Debby Shore is the Founder and Executive Director of Sasha Bruce Youthwork. For over 30 years, her work as a service provider, advocate and thought leader has transformed young lives in Washington, DC. Ms. Shore’s influential approach to youth empowerment utilizes a cost-effective and competency-based approach to counseling and supportive services. In the course of training excellent staff, Debby has helped SBY embrace understand and embrace the needs of troubled youth and families.
Brooke Spellman is Principal Associate with Abt Associates—a public policy and consulting firm dedicated to economic prosperity. For over two decades, she has researched complex issues of homelessness, poverty and community development. As a national thought leader, Ms. Spellman relies on data systems and analysis to understand the causes, patterns and outcomes of homelessness. In turn, her findings facilitate system- and program-level service delivery, technical assistance and training, grants management and other strategic interventions.
Dr. Jennifer Troke is a Division Chief at the U.S. Department of Labor (USDOL) Employment & Training Administration’s Office of Workforce Investment (OWI), Division of Youth Services where she focuses primarily on managing several youth development programs including the Workforce Innovation and Opportunity Act (WIOA) youth formula system, the YouthBuild program, and a series of grants that support court-involved youth and adults. She has also managed the Department’s H-1B Technical Skills Training grants and the Jobs and Innovation Accelerator grants that focus on providing skills training in high growth industries including manufacturing, healthcare, and energy. Jen and her team develop and implement technical assistance strategies, policy guidance, performance outcomes, and other strategic priorities for the Department that ultimately result in getting people into jobs through education and training. Prior to that, she worked with the Business Relations Group to help large national employers, like CVS, Home Depot, and Bank of America, navigate the workforce investment system. She is a native Texan with an undergraduate degree from Texas Tech, a Masters in Public Administration from Appalachian State University, and an Ed.D. in Educational Leadership from the University of North Carolina Greensboro in 1998. Jen lives in Silver Spring with her delightful husband, two entertaining kids, two lovable dogs, and one shy cat.
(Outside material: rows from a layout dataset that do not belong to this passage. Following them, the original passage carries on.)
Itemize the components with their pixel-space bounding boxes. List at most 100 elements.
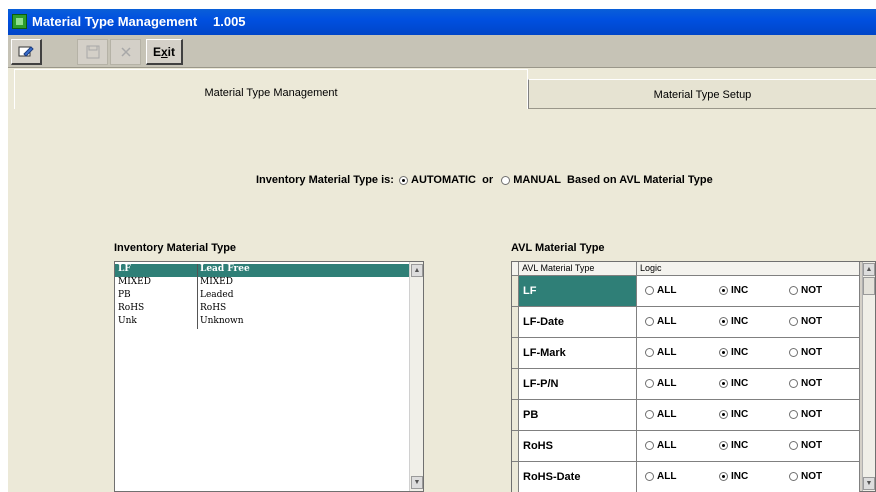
avl-type-cell[interactable]: LF-Mark [519, 338, 637, 369]
scroll-thumb[interactable] [863, 277, 875, 295]
avl-scrollbar[interactable]: ▲ ▼ [862, 262, 875, 491]
table-row[interactable]: LF-Mark ALL INC NOT [512, 338, 860, 369]
inc-option[interactable]: INC [717, 378, 748, 389]
avl-title: AVL Material Type [511, 242, 605, 254]
not-option[interactable]: NOT [787, 347, 822, 358]
table-row[interactable]: LF-P/N ALL INC NOT [512, 369, 860, 400]
not-option[interactable]: NOT [787, 285, 822, 296]
edit-button[interactable] [11, 39, 42, 65]
table-row[interactable]: PB ALL INC NOT [512, 400, 860, 431]
logic-cell: ALL INC NOT [637, 431, 860, 462]
table-row[interactable]: LF-Date ALL INC NOT [512, 307, 860, 338]
item-name: RoHS [197, 303, 226, 316]
logic-cell: ALL INC NOT [637, 276, 860, 307]
scroll-down-icon[interactable]: ▼ [411, 476, 423, 489]
list-item[interactable]: Unk Unknown [115, 316, 410, 329]
logic-cell: ALL INC NOT [637, 338, 860, 369]
manual-label[interactable]: MANUAL [513, 174, 561, 186]
scroll-down-icon[interactable]: ▼ [863, 477, 875, 490]
list-item[interactable]: LF Lead Free [115, 264, 410, 277]
row-header[interactable] [512, 400, 519, 431]
avl-type-cell[interactable]: LF [519, 276, 637, 307]
inc-option[interactable]: INC [717, 440, 748, 451]
mode-prefix-label: Inventory Material Type is: [256, 174, 394, 187]
row-header[interactable] [512, 276, 519, 307]
logic-cell: ALL INC NOT [637, 307, 860, 338]
all-option[interactable]: ALL [643, 316, 676, 327]
delete-button[interactable] [110, 39, 141, 65]
not-option[interactable]: NOT [787, 440, 822, 451]
row-header[interactable] [512, 462, 519, 492]
item-name: MIXED [197, 277, 233, 290]
avl-type-cell[interactable]: LF-P/N [519, 369, 637, 400]
inventory-title: Inventory Material Type [114, 242, 237, 254]
avl-type-cell[interactable]: RoHS-Date [519, 462, 637, 492]
all-option[interactable]: ALL [643, 471, 676, 482]
inc-option[interactable]: INC [717, 347, 748, 358]
close-icon [120, 47, 131, 57]
all-option[interactable]: ALL [643, 347, 676, 358]
inc-option[interactable]: INC [717, 316, 748, 327]
app-icon [12, 14, 27, 29]
all-option[interactable]: ALL [643, 378, 676, 389]
not-option[interactable]: NOT [787, 316, 822, 327]
item-code: LF [118, 264, 131, 274]
list-item[interactable]: RoHS RoHS [115, 303, 410, 316]
avl-grid[interactable]: AVL Material Type Logic LF ALL INC NOT L… [511, 261, 876, 492]
edit-icon [18, 45, 34, 57]
save-icon [86, 45, 99, 59]
manual-radio[interactable] [501, 175, 511, 185]
not-option[interactable]: NOT [787, 471, 822, 482]
main-window: Material Type Management 1.005 Exit Mate… [8, 9, 876, 492]
scroll-up-icon[interactable]: ▲ [411, 264, 423, 277]
item-code: PB [118, 290, 131, 300]
avl-type-cell[interactable]: RoHS [519, 431, 637, 462]
list-item[interactable]: PB Leaded [115, 290, 410, 303]
row-header[interactable] [512, 338, 519, 369]
tab-material-type-setup[interactable]: Material Type Setup [528, 79, 876, 109]
inc-option[interactable]: INC [717, 471, 748, 482]
toolbar: Exit [8, 35, 876, 68]
window-version: 1.005 [213, 14, 246, 29]
table-row[interactable]: RoHS-Date ALL INC NOT [512, 462, 860, 492]
item-name: Unknown [197, 316, 244, 329]
exit-button[interactable]: Exit [146, 39, 183, 65]
material-type-mode: Inventory Material Type is: AUTOMATIC or… [256, 174, 713, 186]
scroll-up-icon[interactable]: ▲ [863, 263, 875, 276]
item-name: Leaded [197, 290, 234, 303]
all-option[interactable]: ALL [643, 440, 676, 451]
automatic-radio[interactable] [399, 175, 409, 185]
item-code: MIXED [118, 277, 151, 287]
tab-strip: Material Type Management Material Type S… [8, 69, 876, 109]
all-option[interactable]: ALL [643, 285, 676, 296]
save-button[interactable] [77, 39, 108, 65]
table-row[interactable]: RoHS ALL INC NOT [512, 431, 860, 462]
row-header[interactable] [512, 369, 519, 400]
row-header[interactable] [512, 431, 519, 462]
table-row[interactable]: LF ALL INC NOT [512, 276, 860, 307]
title-bar[interactable]: Material Type Management 1.005 [8, 9, 876, 35]
all-option[interactable]: ALL [643, 409, 676, 420]
list-item[interactable]: MIXED MIXED [115, 277, 410, 290]
tab-material-type-management[interactable]: Material Type Management [14, 69, 528, 109]
avl-type-cell[interactable]: PB [519, 400, 637, 431]
inventory-scrollbar[interactable]: ▲ ▼ [409, 262, 423, 491]
not-option[interactable]: NOT [787, 378, 822, 389]
inc-option[interactable]: INC [717, 285, 748, 296]
grid-corner [512, 262, 519, 276]
inventory-list[interactable]: LF Lead Free MIXED MIXED PB Leaded RoHS … [114, 261, 424, 492]
window-title: Material Type Management [32, 14, 198, 29]
item-name: Lead Free [197, 264, 250, 277]
item-code: Unk [118, 316, 137, 326]
inc-option[interactable]: INC [717, 409, 748, 420]
not-option[interactable]: NOT [787, 409, 822, 420]
logic-cell: ALL INC NOT [637, 462, 860, 492]
mode-suffix-label: Based on AVL Material Type [567, 174, 713, 187]
automatic-label[interactable]: AUTOMATIC [411, 174, 476, 186]
exit-label: Exit [152, 44, 176, 59]
or-label: or [482, 174, 494, 187]
logic-cell: ALL INC NOT [637, 369, 860, 400]
avl-type-cell[interactable]: LF-Date [519, 307, 637, 338]
row-header[interactable] [512, 307, 519, 338]
logic-cell: ALL INC NOT [637, 400, 860, 431]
Rich Hooks Wayman serves as they CEO of LUK, Inc., a nonprofit organization dedicated to crisis care, social services and behavior health. Before leading his own organization, Rich worked for the Legal Aid society of Minneapolis, the Street Workers Collaborative and the National Alliance to End Homelessness. He has served homeless youth numerous capacities, including free legal services, street outreach and policy analysis. As Executive Director of Heart Connection, he also pursued supportive housing for chronically homeless persons in Minnesota.